Ukraine’s leading negotiator said talks with Russia that were held Monday are on pause and will continue on Tuesday as the two sides are now communicating via video conference.
“A technical pause has been taken in the negotiations until tomorrow. For additional work in the working subgroups and clarification of individual definitions. Negotiations continue,” Mykhailo Podolyak, an advisor to Ukrainian President Volodymyr Zelensky, wrote on Twitter.
Russia’s head negotiator, Vladimir Medinsky, said the two sides will hold virtual talks every day. “Talks with the Ukrainian delegation continue in the videoconference format every day, seven days a week. This format helps save time and money. We are trying to do our best to implement the tasks set by [Russian President] Vladimir Putin, to ensure Russia’s peaceful future,” Medinsky wrote on Telegram, according to Russia’s Tass news agency.

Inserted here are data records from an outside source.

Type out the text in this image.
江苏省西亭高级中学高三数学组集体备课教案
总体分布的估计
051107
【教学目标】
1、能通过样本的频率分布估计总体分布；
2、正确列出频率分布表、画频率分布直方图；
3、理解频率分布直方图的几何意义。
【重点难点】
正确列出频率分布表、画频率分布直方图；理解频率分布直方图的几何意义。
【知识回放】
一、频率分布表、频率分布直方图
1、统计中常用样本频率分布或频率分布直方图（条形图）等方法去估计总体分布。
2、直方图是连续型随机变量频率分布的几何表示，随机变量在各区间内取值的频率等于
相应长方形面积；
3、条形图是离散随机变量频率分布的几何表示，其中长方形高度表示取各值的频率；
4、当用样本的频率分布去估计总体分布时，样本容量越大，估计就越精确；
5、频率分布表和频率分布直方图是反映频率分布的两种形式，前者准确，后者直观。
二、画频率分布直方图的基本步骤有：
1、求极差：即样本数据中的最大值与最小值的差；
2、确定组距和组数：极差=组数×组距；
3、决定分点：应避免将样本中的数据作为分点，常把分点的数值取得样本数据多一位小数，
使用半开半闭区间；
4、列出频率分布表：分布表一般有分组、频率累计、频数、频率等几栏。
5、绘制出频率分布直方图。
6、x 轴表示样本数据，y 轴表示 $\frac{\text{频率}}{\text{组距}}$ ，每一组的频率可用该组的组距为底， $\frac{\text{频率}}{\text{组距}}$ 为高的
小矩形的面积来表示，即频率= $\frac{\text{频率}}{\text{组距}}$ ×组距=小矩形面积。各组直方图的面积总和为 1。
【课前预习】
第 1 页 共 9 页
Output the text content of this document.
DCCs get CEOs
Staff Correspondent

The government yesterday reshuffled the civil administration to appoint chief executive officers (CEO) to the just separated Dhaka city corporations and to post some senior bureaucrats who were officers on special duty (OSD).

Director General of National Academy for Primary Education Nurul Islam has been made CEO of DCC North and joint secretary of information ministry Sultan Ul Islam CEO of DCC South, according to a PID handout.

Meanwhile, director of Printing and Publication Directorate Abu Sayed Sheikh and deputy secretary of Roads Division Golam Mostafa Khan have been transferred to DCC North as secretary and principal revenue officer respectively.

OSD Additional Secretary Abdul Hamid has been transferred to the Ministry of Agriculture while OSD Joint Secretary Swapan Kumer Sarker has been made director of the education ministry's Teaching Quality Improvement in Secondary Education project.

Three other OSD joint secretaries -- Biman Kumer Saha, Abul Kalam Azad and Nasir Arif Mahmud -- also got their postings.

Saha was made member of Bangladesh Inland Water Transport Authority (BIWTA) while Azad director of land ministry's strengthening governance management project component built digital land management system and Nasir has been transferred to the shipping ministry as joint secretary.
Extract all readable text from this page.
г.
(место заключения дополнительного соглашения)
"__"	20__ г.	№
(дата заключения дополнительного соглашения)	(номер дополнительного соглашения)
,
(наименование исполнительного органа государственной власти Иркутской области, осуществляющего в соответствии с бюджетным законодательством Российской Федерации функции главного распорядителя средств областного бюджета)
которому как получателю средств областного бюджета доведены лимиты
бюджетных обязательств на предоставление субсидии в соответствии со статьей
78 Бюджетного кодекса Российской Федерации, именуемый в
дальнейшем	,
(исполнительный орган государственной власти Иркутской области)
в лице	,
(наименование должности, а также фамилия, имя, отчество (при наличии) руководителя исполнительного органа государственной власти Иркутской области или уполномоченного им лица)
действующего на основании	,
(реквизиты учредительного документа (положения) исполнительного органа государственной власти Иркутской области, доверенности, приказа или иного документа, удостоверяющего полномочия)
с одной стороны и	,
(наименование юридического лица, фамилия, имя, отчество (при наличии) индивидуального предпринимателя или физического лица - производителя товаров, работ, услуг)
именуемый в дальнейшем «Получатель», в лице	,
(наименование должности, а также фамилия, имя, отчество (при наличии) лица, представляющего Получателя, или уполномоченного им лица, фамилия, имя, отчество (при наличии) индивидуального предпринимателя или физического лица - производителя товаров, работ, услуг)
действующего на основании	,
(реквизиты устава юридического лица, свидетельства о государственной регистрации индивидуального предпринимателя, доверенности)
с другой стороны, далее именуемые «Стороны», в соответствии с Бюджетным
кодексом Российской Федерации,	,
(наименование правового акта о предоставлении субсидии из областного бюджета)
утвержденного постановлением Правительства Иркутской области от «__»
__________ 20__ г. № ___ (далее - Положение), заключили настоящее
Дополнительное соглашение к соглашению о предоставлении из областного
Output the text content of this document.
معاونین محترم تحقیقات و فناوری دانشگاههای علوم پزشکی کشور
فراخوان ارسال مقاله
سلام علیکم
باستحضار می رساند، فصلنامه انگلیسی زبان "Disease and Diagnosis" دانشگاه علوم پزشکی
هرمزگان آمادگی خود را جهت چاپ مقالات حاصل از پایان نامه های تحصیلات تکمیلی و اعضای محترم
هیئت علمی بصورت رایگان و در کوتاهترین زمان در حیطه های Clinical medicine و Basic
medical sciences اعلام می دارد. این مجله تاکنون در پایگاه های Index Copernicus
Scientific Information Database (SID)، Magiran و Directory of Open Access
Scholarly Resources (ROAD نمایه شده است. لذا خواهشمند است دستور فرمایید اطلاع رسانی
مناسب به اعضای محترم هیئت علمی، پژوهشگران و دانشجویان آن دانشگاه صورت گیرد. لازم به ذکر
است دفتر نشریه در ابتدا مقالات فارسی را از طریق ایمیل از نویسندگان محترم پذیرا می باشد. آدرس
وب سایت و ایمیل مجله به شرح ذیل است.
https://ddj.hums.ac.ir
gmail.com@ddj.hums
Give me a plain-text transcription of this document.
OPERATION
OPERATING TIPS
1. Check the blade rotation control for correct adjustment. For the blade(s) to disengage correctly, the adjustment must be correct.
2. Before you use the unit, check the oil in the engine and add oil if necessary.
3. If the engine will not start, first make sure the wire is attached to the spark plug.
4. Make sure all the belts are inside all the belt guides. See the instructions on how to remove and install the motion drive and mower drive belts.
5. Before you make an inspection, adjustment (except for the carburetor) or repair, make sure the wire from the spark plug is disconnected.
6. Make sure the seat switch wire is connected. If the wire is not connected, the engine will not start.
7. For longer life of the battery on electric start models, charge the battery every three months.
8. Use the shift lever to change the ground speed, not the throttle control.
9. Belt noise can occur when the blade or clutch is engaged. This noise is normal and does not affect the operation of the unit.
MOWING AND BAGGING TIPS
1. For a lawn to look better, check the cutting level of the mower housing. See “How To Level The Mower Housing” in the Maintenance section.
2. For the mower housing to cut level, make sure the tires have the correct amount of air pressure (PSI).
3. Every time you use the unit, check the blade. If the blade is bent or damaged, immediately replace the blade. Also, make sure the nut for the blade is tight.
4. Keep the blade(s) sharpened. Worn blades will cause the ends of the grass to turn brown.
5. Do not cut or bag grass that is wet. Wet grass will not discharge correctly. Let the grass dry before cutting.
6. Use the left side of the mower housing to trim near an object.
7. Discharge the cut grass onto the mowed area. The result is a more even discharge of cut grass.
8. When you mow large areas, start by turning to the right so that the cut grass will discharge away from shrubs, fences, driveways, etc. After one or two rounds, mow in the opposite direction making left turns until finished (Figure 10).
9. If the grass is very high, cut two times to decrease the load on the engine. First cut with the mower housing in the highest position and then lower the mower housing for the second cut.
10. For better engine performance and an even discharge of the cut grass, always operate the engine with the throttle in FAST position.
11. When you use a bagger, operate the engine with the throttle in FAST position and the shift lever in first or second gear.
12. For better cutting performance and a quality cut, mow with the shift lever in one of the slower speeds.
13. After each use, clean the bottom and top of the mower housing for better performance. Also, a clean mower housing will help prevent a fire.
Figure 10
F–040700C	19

Since Russia launched its assault in Ukraine, delegations led by Podolyak and Medinsky met in person three times in Belarus. Last week, Ukrainian Foreign Minister Dmytro Kuleba met with his Russian counterpart, Sergey Lavrov, in Turkey.
So far, Ukraine and Russia haven’t shared many details about the negotiations, but the two sides have signaled that progress has been made. On Sunday, Podolyak said he thought a deal to end the fighting could be reached soon. “We will not concede in principle on any positions. Russia now understands this,” he said, according to Reuters. “I think that we will achieve some results literally in a matter of days.”
Also on Sunday, Russia’s RIA news agency quoted Leonid Slutsky, another member of the Russian negotiating team, as saying the negotiations have made good progress. “According to my personal expectations, this progress may grow in the coming days into a joint position of both delegations, into documents for signing,” Slutsky said.
Russia has said it wants Ukraine to declare neutrality, recognize Crimea as Russian, recognize the independence of the Donestk and Luhansk Republics in the Donbas, and downsize its military.
Seriously? You’re quoting the Ukrainian negotiator as saying they won’t give up any position, but the deal could done in days? Sounds like the JCPOA, doesn’t it? LOL Where do you people get this stuff?
Hmmm, the reporter “gets this stuff” by quoting the people involved on the record … pretty solid, I’d say. Oil price dropped significantly … a good sign peace may be near.
The US orchestrated side show of puppeteering their Nazi proxies in Kiev are yapping and barking along but the Russian special operation moves on according to plan….
The only way for Russia to finish this existential war against the combined west in the ukraine is liberation and de- Nazification.
There is some analogy between this war and the Soviet invasion of Poland in the early 1920’s for which Stalin was one of the commanders. Tactical blunders by the Red Army caused a defeat and retraction of the Red Army.
When Trotsky analyzed the Soviet disaster afterward he essentially stated that it is foolish to try to impose your will by war on a nation where you have little support for your aims.
That was why Hitler’s armies were welcomed in the Ruhrgebiet, in the Saar, in Austria, and in Sudentenland. After that no more.
The purpose of those negotiations is to save the lives of civilians. Otherwise it is only about the unconditional capitulation of Kiev regime.
In the beginning of Russian intervention, Putin announced the goal: 1 – the security of Donetsk and Lugansk republics. 2 – The demilitarisation of Ukraine. 3 – The denazification of Ukraine.
That means, the political system of Ukraine is going to be completely changed.
Also, once Putin talked about the “decommunisation” of Ukraine. He meant, Lenin incorporated into Ukraine the Russian lands from Odessa to Kharkov. So he hinted, those illegally separated lands, should be returned to Russia.